Complex Concepts Simplified
- Hearsay: An out-of-court statement offered to prove the truth of what it asserts. Generally inadmissible unless an exception applies.
- Business-records exception (Rule 803(6)): Allows admission of records made near the time by someone with knowledge, kept in the regular course of business, as a regular practice—unless the source or circumstances indicate a lack of trustworthiness.
- Self-authentication (Rule 902): Certain documents can be authenticated without a witness, including certified business records (Rule 902(11)). Self-authentication proves “what it is,” not that the contents are admissible over hearsay objections.
- Trustworthiness (Rule 803(6)(E)): Even otherwise qualifying records must be excluded if the opponent shows the source or circumstances suggest unreliability (e.g., bias, motive to falsify, irregular preparation).
- Waiver vs. forfeiture: Waiver is intentional relinquishment of a known right; forfeiture is failure to timely assert a right. In civil appeals, these doctrines, not “plain error,” govern preservation.
- Standards of review: Clear error (deferential) for facts; de novo for legal conclusions; abuse of discretion for evidentiary rulings.

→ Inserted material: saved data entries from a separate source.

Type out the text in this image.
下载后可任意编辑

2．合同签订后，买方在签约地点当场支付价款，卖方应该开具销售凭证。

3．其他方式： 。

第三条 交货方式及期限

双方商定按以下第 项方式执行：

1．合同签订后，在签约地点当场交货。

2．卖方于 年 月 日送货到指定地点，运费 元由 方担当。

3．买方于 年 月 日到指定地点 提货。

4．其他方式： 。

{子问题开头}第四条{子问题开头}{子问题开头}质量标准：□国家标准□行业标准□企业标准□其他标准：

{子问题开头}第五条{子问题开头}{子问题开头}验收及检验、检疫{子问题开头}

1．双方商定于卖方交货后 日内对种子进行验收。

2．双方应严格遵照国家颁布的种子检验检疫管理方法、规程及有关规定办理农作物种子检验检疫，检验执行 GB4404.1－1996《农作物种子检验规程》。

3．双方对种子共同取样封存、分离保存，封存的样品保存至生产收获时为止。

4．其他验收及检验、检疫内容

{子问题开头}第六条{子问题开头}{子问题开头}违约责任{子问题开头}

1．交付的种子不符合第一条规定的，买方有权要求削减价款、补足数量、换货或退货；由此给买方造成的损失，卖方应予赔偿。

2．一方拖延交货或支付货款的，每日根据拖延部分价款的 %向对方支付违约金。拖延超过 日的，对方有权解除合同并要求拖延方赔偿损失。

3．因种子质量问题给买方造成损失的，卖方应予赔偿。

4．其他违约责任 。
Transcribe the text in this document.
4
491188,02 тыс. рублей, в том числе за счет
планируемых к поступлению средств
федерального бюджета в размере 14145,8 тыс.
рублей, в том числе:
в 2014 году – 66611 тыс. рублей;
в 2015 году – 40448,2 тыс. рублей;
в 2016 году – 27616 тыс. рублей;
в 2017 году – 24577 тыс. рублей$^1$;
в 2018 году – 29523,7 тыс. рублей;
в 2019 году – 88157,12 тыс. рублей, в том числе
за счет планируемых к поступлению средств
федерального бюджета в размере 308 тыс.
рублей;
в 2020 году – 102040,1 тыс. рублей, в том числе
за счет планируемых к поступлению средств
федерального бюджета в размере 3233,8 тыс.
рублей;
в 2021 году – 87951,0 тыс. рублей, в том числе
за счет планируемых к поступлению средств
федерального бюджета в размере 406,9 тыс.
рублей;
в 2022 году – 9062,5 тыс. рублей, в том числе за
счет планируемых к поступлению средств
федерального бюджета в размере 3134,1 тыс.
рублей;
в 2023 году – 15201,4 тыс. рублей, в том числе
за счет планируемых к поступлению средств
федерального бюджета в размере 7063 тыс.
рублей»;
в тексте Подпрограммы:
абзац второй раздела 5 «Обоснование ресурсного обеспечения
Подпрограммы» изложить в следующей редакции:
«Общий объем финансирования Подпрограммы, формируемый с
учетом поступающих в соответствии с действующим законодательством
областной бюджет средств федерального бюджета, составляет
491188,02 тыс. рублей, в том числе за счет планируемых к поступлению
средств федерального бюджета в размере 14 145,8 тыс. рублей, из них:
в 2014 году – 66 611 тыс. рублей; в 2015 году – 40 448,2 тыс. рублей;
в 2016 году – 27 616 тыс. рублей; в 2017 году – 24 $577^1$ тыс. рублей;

- § 523(a)(2)(B) elements: To except a debt from discharge, the creditor must prove a materially false written statement respecting the debtor’s financial condition, reasonable reliance, and the debtor’s intent to deceive.
- Intent to deceive: Can be inferred from circumstances (including reckless disregard), but evidence of substantial payment and credible testimony can rebut the inference.
Conclusion
The Third Circuit’s opinion delivers three principal lessons. First, in civil appeals, argument preservation is governed by waiver/forfeiture—not criminal “plain error.” A written proffer that identifies, and substantively invokes, Rules 803(6) and 902 can preserve the issue even if counsel’s oral argument is truncated. Second, self-authentication under Rule 902(11) is not a free pass around hearsay; trustworthiness under Rule 803(6)(E) remains a distinct and potent gatekeeper—particularly where the declarant is aligned against the opponent or the records are otherwise suspect. Third, for § 523(a)(2)(B), intent to deceive is often the pivot point. Here, Piazza’s significant payment record and the lack of proof that his statements were false when made supported discharge.
While non-precedential, the decision offers persuasive guidance for bankruptcy and evidentiary practice in the Third Circuit: preserve evidentiary grounds in writing, anticipate trustworthiness challenges to business records, and develop contemporaneous proof of falsity and intent when seeking nondischargeability on written-financial-statement grounds.